La orquesta trinaba un trémolo de pífanos y tamboril, y el coro, con suavidad de alejamiento:
Oggi molto, doman poco,
Ora in térra ed or sul mar.
Ígur y Sadó se apartaron del grupo y se sentaron junto a un espejo. Ella lo miraba fijamente a los ojos embelesada, y él la miró por el espejo; Sadó no apartó los ojos, y, en el espejo, a Ígur le pareció como si ella mirase a otro, y su sonrisa se le antojó tierna y enamorada de veras, mucho más que la de la mirada directa, mucho más excitante y temblorosa.
– Así, se trata de construir un buen engaño -dijo con suavidad.
– ¿Qué dices?
Mongrius escanciaba personalmente vinos excepcionales en las copas de cristal, Madame Conti y Fei llevaban la voz cantante, e Ígur pensó que en los brazos de las butacas quedarían marcas de las garras de las aves de rapiña. ¿Un pensamiento para Debrel y Guipria? ¿Dónde debían estar en ese momento?
– Te pasas la vida en esta sala, amigo mío -le decía el Duque Constanz a Dilmau-. ¿Nunca estás con tu mujer?
– ¡Qué dices! ¿No sabes que le tengo horror al incesto? -dijo el otro.
– Quien te oyera pensaría que no has tenido madre ni hermanas -dijo Madame Conti.
– Mientras no se le marchen las hijas, no tiene que preocuparse.
Ígur miró a Sadó de reojo, un poco preocupado por el ambiente inaugural de su nueva residencia, pero ella parecía muy entretenida, y se mantenía en un segundo plano discreto sin retraerse de la conversación.

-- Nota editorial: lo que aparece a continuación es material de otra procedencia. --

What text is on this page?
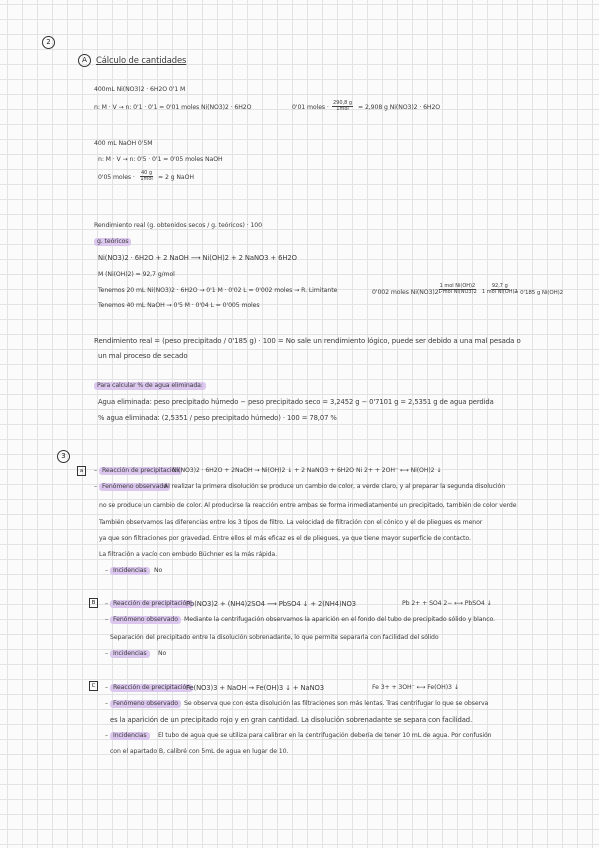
2
A	Cálculo de cantidades
400mL Ni(NO3)2 · 6H2O 0'1 M
n: M · V → n: 0'1 · 0'1 = 0'01 moles Ni(NO3)2 · 6H2O	0'01 moles ·
290,8 g
1mol = 2,908 g Ni(NO3)2 · 6H2O
400 mL NaOH 0'5M
n: M · V → n: 0'5 · 0'1 = 0'05 moles NaOH
0'05 moles ·
40 g
1mol = 2 g NaOH
Rendimiento real (g. obtenidos secos / g. teóricos) · 100
g. teóricos
Ni(NO3)2 · 6H2O + 2 NaOH ⟶ Ni(OH)2 + 2 NaNO3 + 6H2O
M (Ni(OH)2) = 92,7 g/mol
Tenemos 20 mL Ni(NO3)2 · 6H2O → 0'1 M · 0'02 L = 0'002 moles → R. Limitante	0'002 moles Ni(NO3)2 ·
1 mol Ni(OH)2
1 mol Ni(NO3)2
92,7 g
1 mol Ni(OH)2
= 0'185 g Ni(OH)2
Tenemos 40 mL NaOH → 0'5 M · 0'04 L = 0'005 moles
Rendimiento real = (peso precipitado / 0'185 g) · 100 = No sale un rendimiento lógico, puede ser debido a una mal pesada o
un mal proceso de secado
Para calcular % de agua eliminada:
Agua eliminada: peso precipitado húmedo − peso precipitado seco = 3,2452 g − 0'7101 g = 2,5351 g de agua perdida
% agua eliminada: (2,5351 / peso precipitado húmedo) · 100 = 78,07 %
3
a	– Reacción de precipitación
Ni(NO3)2 · 6H2O + 2NaOH → Ni(OH)2 ↓ + 2 NaNO3 + 6H2O Ni 2+ + 2OH⁻ ⟷ Ni(OH)2 ↓
– Fenómeno observado
Al realizar la primera disolución se produce un cambio de color, a verde claro, y al preparar la segunda disolución
no se produce un cambio de color. Al producirse la reacción entre ambas se forma inmediatamente un precipitado, también de color verde
También observamos las diferencias entre los 3 tipos de filtro. La velocidad de filtración con el cónico y el de pliegues es menor
ya que son filtraciones por gravedad. Entre ellos el más eficaz es el de pliegues, ya que tiene mayor superficie de contacto.
La filtración a vacío con embudo Büchner es la más rápida.
– Incidencias	No
B	– Reacción de precipitación
Pb(NO3)2 + (NH4)2SO4 ⟶ PbSO4 ↓ + 2(NH4)NO3	Pb 2+ + SO4 2− ⟷ PbSO4 ↓
– Fenómeno observado Mediante la centrifugación observamos la aparición en el fondo del tubo de precipitado sólido y blanco.
Separación del precipitado entre la disolución sobrenadante, lo que permite separarla con facilidad del sólido
– Incidencias	No
C	– Reacción de precipitación
Fe(NO3)3 + NaOH → Fe(OH)3 ↓ + NaNO3	Fe 3+ + 3OH⁻ ⟷ Fe(OH)3 ↓
– Fenómeno observado Se observa que con esta disolución las filtraciones son más lentas. Tras centrifugar lo que se observa
es la aparición de un precipitado rojo y en gran cantidad. La disolución sobrenadante se separa con facilidad.
– Incidencias	El tubo de agua que se utiliza para calibrar en la centrifugación debería de tener 10 mL de agua. Por confusión
con el apartado B, calibré con 5mL de agua en lugar de 10.
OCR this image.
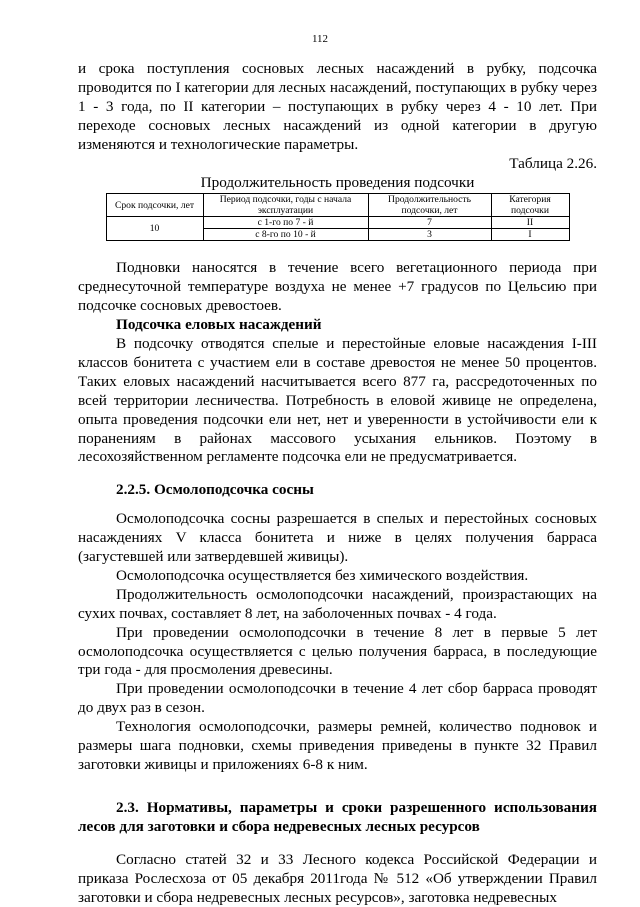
112

и срока поступления сосновых лесных насаждений в рубку, подсочка проводится по I категории для лесных насаждений, поступающих в рубку через 1 - 3 года, по II категории – поступающих в рубку через 4 - 10 лет. При переходе сосновых лесных насаждений из одной категории в другую изменяются и технологические параметры.

Таблица 2.26.

Продолжительность проведения подсочки

Срок подсочки, лет	Период подсочки, годы с начала эксплуатации	Продолжительность подсочки, лет	Категория подсочки
10	с 1-го по 7 - й	7	II
	с 8-го по 10 - й	3	I

Подновки наносятся в течение всего вегетационного периода при среднесуточной температуре воздуха не менее +7 градусов по Цельсию при подсочке сосновых древостоев.

Подсочка еловых насаждений

В подсочку отводятся спелые и перестойные еловые насаждения I-III классов бонитета с участием ели в составе древостоя не менее 50 процентов. Таких еловых насаждений насчитывается всего 877 га, рассредоточенных по всей территории лесничества. Потребность в еловой живице не определена, опыта проведения подсочки ели нет, нет и уверенности в устойчивости ели к поранениям в районах массового усыхания ельников. Поэтому в лесохозяйственном регламенте подсочка ели не предусматривается.

2.2.5. Осмолоподсочка сосны

Осмолоподсочка сосны разрешается в спелых и перестойных сосновых насаждениях V класса бонитета и ниже в целях получения барраса (загустевшей или затвердевшей живицы).

Осмолоподсочка осуществляется без химического воздействия.

Продолжительность осмолоподсочки насаждений, произрастающих на сухих почвах, составляет 8 лет, на заболоченных почвах - 4 года.

При проведении осмолоподсочки в течение 8 лет в первые 5 лет осмолоподсочка осуществляется с целью получения барраса, в последующие три года - для просмоления древесины.

При проведении осмолоподсочки в течение 4 лет сбор барраса проводят до двух раз в сезон.

Технология осмолоподсочки, размеры ремней, количество подновок и размеры шага подновки, схемы приведения приведены в пункте 32 Правил заготовки живицы и приложениях 6-8 к ним.

2.3. Нормативы, параметры и сроки разрешенного использования лесов для заготовки и сбора недревесных лесных ресурсов

Согласно статей 32 и 33 Лесного кодекса Российской Федерации и приказа Рослесхоза от 05 декабря 2011года № 512 «Об утверждении Правил заготовки и сбора недревесных лесных ресурсов», заготовка недревесных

Madame Conti la tomó del brazo.
– ¿Te parece todo bien? ¿La habitación está a tu gusto?
– Oh sí, señora, todo está perfecto.
– Así me gusta -dijo, complacida-, creo que nos entenderemos. Si te hace falta cualquier cosa, no dejes de decírmelo.
– Entonces, Caballero Neblí, nos veremos a menudo si vais a ser el Campeón del Laberinto -dijo Constanz.
– Así lo espero -dijo él.
El Duque y Boris sonrieron.
– La espera del Caballero… -dijo el Barón, y el otro le hizo una señal.
Fei y Sadó iniciaron una conversación, y cuando Ígur se quiso sumar a ellas, los dos nobles lo entretuvieron con tecnicismos burocráticos, y puesto que ambos eran personajes influyentes, no se atrevió a desairarlos para enterarse de qué podían estar diciéndose ellas. Poco a poco desistió de aumentar el vértigo, decidió no hacer preguntas con posibles respuestas torturadoras. Se repetía una y otra vez que cuando se renuncia a algo en favor de otra cosa, lo único seguro es que se perderá aquello en que se ha cedido, pero nunca que se obtendrá lo que en compensación se pretende, y, aunque muerto de curiosidad y ganas de quedarse, pensó en irse como quien planea un crimen contra sí mismo. En el momento en que la música era más evocadora y Fei y Sadó le parecían más bellas, se levantó consumido de pesar, con la fuerza de un siglo de premeditación a sus espaldas.
– Adiós, queridas amigas y amigos.
– ¿Cómo es eso, ahora nos dejas? -protestó Madame Conti.
Sadó intentó retenerlo, y cuando se convenció de que era inútil se levantó y lo acompañó hasta la puerta. De lejos, sentada entre las fieras y sin dejar de sonreír, Fei no le quitó ojo hasta el último instante.